Зайка тщательно обмазывала ломтик хрустящего хлебца тонким слоем масла. Бедолага постоянно сидит на диете, дотошно высчитывая содержание жиров, белков и углеводов в каждом откушенном куске. Масла ей полагается в день пять грамм. И сейчас Ольга решала сложную задачу – намазать всю норму на тостик или все же сдобрить маслом ужин? Наконец приняла решение и принялась возюкать ножиком по хлебу. Ефим, наблюдавший за процедурой, хмыкнул:
– Возьми нормальный кусок. Экономите, что ли?
– Я на диете, – спокойно пояснила Зайка, – жирного нельзя, сладкого, острого…
– Больная, значит, – протянул старик. – Какая молодежь гнилая пошла, я в твоем возрасте гвозди мог съесть, и ничего. То-то смотрю, тощая, вроде мумии, и уши торчат.
– Я не лопоухая, – возмутилась Ольга, не отреагировав на сравнение с мумией.
– Да не те уши, здесь, гляди, – сообщил Ефим, показывая на тазобедренные суставы, – вот они, как ручки у вазы.
Ольга удовлетворенно провела рукой по выпирающим костям и облегченно вздохнула. Она была совершенно счастлива. Старик нахмурился, наверное, понял, что вышесказанное воспринималось невесткой как комплимент. А он получает удовольствие, только когда говорит гадости.
– Впрочем, – быстро нашелся старик, – не расстраивайся, Вот ляжки у тебя очень даже ничего, как окорочка, жирненькие.
Зайка с подозрением покосилась на Ефима, но тостик отложила в сторону. Во взгляде гостя промелькнуло удовлетворение, и он принялся со спокойной душой прихлебывать крепкий кофе. Ну надо же! Всю жизнь курит, пьет, таскается по бабам, просиживает ночи напролет за картами, днем носится по ипподрому, и глядите – дожил почти до ста лет, в полном разуме, никаких признаков маразма или склероза. Да и не болеет никогда…
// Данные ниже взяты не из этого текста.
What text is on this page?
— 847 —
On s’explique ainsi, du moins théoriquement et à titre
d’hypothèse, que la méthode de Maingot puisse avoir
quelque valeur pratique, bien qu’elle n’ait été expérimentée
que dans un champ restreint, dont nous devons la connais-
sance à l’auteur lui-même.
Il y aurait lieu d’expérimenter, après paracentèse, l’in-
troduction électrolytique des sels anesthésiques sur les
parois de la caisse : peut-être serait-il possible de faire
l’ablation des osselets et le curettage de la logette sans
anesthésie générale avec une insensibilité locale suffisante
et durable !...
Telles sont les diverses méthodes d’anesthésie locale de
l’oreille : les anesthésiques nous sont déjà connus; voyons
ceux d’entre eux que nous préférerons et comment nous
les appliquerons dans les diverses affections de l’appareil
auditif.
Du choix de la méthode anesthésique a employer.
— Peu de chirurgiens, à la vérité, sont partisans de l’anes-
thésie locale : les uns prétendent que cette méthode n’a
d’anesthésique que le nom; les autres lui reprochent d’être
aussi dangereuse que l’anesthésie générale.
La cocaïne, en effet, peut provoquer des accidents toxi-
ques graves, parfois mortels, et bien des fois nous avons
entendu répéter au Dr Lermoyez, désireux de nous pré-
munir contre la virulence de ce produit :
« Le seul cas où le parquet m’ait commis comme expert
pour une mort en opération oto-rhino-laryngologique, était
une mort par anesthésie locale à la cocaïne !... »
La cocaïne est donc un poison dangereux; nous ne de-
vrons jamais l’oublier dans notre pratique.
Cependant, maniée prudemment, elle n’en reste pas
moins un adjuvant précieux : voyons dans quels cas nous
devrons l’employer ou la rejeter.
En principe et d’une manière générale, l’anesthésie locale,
– Ефим Иванович, – не удержалась я, – вы витамины пьете?
– Только «це», – ответил он.
– Какой? – удивилась я.
– Ну тот, что в яйце, сальце, винце, да еще бабца можно прибавить, – и он захохотал, обнажая идеальные протезы. Белые, ровные клыки. Впрочем, на одном, в самой глубине, тускло сверкнула коронка. Нет, обман зрения. Не может быть, чтобы и зубы сохранил. Так не бывает. Я машинально нащупала языком слегка качающийся штифт и вздохнула. Что может быть хуже визита к стоматологу?
Но через два часа получила ответ на этот вопрос. Хуже только официальная беседа с Александром Михайловичем.
– Здравствуй, садись к столу, – сообщил полковник и принялся долго и нудно заполнять разнообразные листочки. Потом резко спросил: – Где находилась второго ноября, что делала, с кем встречалась? Опиши поминутно.
Я так и подскочила.
– Ну ты даешь, почти месяц прошел, да я не помню, где вчера ездила.
– Склерозник с тобой?
Пару лет тому назад я поняла, что катастрофически все забываю. Первый звонок прозвенел 29 сентября. Явилась домой около одиннадцати вечера и обнаружила в гостиной кучу народа, огромный торт, шампанское…
– По какому поводу веселье? – спросила я у оживленной Зайки.
Та секунду глядела на свекровь, хлопая глазами, потом со вздохом ответила:
– У моего мужа день рождения.
Я осмыслила информацию, но все же переспросила:
– У Кешки?
– Ну да, – ехидно протянула Ольга, – моего супруга зовут Аркадий, а имечко евойной маменьки Дашутка. Хочешь познакомлю?
Пришлось в спешном порядке мчаться ночью в дежурный супермаркет и покупать отвратительный набор – два бокала и бутылка псевдофранцузского коньяка.
Решив в следующий раз быть внимательной, я 13 октября в девять утра влетела в Зайкину спальню, сжимая в руке антикварную вещицу – фарфоровую фигурку бульдога. Ничего не понимающая невестка уставилась на подношение.
– Это мне? – удивилась Ольга. – Очень мило…
Обратить бы внимание на ее изумленный тон и задуматься… Но нет, я с ходу выпалила:
– С днем рождения, дорогая, хотела тебя первой поздравить.
– Ты преуспела, – ответила, зевая, Зайка, – опередила всех ровно на месяц, потому что я родилась 13 ноября.